Consequences of Kidnapping Syrian Activists in Liberated Areas
Enab Baladi Issue # 95 – Sun, Dec. 15, 2013
I met Razan Zeitouna for the first time in a visit to her office on top of the Immigration and Passports Office in Damascus after I got out of prison at the end of 2005 whereby I accompanied some friends, who had also recently been released from prison. We went to thank her for her efforts in defending our cases and supporting our families and encouraging them to demand our release and contact human rights organizations to explain the case fully.
When the Arab Spring started we began increasing communication between each other. Wail Hamada – Razan’s husband was one of the first people we coordinated with for demonstrations and other revolutionary activities in Douma and Daraya. Whoever visited Wail’s home, which always moved due to security reasons, would notice that Razan’s computer constituted a media channel, as though it was a Revolutionary news network spread all over Syrian soil. Due to Razan’s strong belief in her cause, as well as her strong personality – I would occasionally confess, while I was imprisoned during the revolution, that I send information and videos to her, as I was certain that she would accept that and consider it part and parcel of the implications of the Revolution itself. I was also able to make these confessions because she would profess her work in front of Security institutions and Intelligence branches. For over ten years Razan practiced law and defense of human rights in Syria. She would shed light on cases of detainees and the crimes of the regime. She carried out this work until she founded, along with other activists, Local Coordination Committees, which were very active and played a prominent role in transmitting news about the Revolution to the world with credibility and reliability.
After the revolution was militarized and armed activity was predominant, Razan tried very hard not to put the mistakes of the revolutionaries on the same level as the mistakes of the Regime. She approached the formers’ mistakes as an inevitable result of the Regime’s destruction of the Syrian human being – of its barbaric suppression. Her advice was always to address and resolve mistakes in our revolution among ourselves, and not to hasten to exporting them to the media, as the International Community would readily make use of this news and condemn Revolutionary mistakes to the same degree as it condemns the Regime, so revolutionaries would seem on par with the Regime in abuses.

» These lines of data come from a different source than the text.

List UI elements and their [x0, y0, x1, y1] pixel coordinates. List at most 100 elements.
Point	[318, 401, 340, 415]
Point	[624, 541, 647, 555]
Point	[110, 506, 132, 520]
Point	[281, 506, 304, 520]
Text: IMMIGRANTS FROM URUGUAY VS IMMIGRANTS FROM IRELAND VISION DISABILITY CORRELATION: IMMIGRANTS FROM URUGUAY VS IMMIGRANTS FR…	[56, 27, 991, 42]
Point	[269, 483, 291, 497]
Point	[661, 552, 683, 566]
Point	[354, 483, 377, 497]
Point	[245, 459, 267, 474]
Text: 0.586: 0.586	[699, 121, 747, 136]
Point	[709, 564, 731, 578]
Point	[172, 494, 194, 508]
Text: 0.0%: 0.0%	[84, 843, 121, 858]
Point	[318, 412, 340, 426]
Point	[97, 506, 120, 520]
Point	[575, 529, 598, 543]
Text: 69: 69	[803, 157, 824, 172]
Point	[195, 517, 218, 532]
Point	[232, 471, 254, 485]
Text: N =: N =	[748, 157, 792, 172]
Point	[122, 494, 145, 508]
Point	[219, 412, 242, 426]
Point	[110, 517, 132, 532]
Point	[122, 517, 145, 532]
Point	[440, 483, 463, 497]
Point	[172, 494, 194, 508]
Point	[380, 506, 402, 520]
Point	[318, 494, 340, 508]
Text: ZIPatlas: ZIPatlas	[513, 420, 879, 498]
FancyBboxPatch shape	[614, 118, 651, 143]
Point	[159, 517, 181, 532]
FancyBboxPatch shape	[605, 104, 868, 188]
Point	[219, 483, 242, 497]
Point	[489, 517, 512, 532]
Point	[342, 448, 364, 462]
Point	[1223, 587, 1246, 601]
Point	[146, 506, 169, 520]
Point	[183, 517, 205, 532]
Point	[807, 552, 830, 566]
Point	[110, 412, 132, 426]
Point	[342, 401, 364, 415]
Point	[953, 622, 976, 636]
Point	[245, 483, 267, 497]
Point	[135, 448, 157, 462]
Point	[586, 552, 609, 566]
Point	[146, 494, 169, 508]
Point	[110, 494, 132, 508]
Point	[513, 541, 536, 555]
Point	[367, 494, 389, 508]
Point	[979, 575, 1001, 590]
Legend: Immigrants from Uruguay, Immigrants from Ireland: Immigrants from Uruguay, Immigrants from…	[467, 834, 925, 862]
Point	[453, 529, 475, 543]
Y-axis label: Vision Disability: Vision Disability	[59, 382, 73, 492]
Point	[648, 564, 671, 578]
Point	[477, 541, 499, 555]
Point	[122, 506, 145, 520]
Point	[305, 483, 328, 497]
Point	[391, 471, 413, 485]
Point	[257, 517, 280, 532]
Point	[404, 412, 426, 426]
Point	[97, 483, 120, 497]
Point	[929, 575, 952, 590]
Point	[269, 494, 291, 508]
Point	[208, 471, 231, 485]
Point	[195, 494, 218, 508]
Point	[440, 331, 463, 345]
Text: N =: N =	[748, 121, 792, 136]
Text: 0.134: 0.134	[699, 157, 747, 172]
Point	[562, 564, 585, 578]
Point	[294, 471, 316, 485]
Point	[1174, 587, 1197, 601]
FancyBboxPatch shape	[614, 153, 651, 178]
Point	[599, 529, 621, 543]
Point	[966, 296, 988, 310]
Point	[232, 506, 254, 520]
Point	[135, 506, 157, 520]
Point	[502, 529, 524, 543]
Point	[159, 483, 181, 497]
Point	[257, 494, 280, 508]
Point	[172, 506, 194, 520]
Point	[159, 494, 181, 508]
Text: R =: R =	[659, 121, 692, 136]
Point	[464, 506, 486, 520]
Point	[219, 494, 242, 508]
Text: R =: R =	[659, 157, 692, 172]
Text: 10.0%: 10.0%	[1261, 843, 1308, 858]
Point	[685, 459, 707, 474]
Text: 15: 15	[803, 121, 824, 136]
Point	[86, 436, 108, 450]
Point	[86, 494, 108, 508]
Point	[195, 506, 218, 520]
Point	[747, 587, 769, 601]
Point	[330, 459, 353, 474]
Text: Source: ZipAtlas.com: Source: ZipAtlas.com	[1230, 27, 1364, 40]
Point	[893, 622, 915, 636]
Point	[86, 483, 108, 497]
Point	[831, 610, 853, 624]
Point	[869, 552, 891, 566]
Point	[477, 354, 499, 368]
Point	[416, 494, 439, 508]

We learnt from Razan to be open to all elements of the Revolution as she set out to communicate with the FSA and give them advice and subsequently attempt to build an army that would be a convincing alternative, both nationally and internationally, to the Assad Army – a new army that was capable of defending Syrian land and people.
Razan received numerous international awards for her substantial activism inside Syria and her refusal to leave the country. She was completely convinced that our efforts need to be among and with the people whereby at the end we would all reach the Syria we dream of, even if our efforts were like carving in stone. When she settled in Eastern Ghouta, namely in Douma, she set up, along with her husband and friends, an organization to support development, agricultural and alternative energy projects in an effort to counter the blockade and enable people to withstand it.
There is no one that defended the political and military activists of the Revolution as much as Razan Zeitouna – as a result of her wide connections both inside and outside Syria. She was the most capable to defend and the most credible. Due to all this, her kidnapping, along with her husband Wail and the poet Nazem Hamady and Samira Khalil, and before them – in Aleppo – the media person Abdul Wahab Mulla and the nurse Samira Kayali, and many others, will send a clear message – however it will be a very wrong message that is not in the interest of the Syrian Revolution at all. The message is that the Free Syrian Army, whom we all considered to be a legitimate alternative to the Regime’s army – and hoped would become the future Army of Syria, was not able to defend our most important activists – in areas it has controlled since over a year and a half ago. A message, in essence says that there is no place for diversity in Syria the land of ten thousand years of civilization and ancient history. Furthermore most people in liberated areas will be overcome with a sense of insecurity. What is certain is that the Regime will be the biggest benefactor of the kidnapping of Razan and her friends as it has got rid of the most internationally reliable voices that constantly haunted the Regime.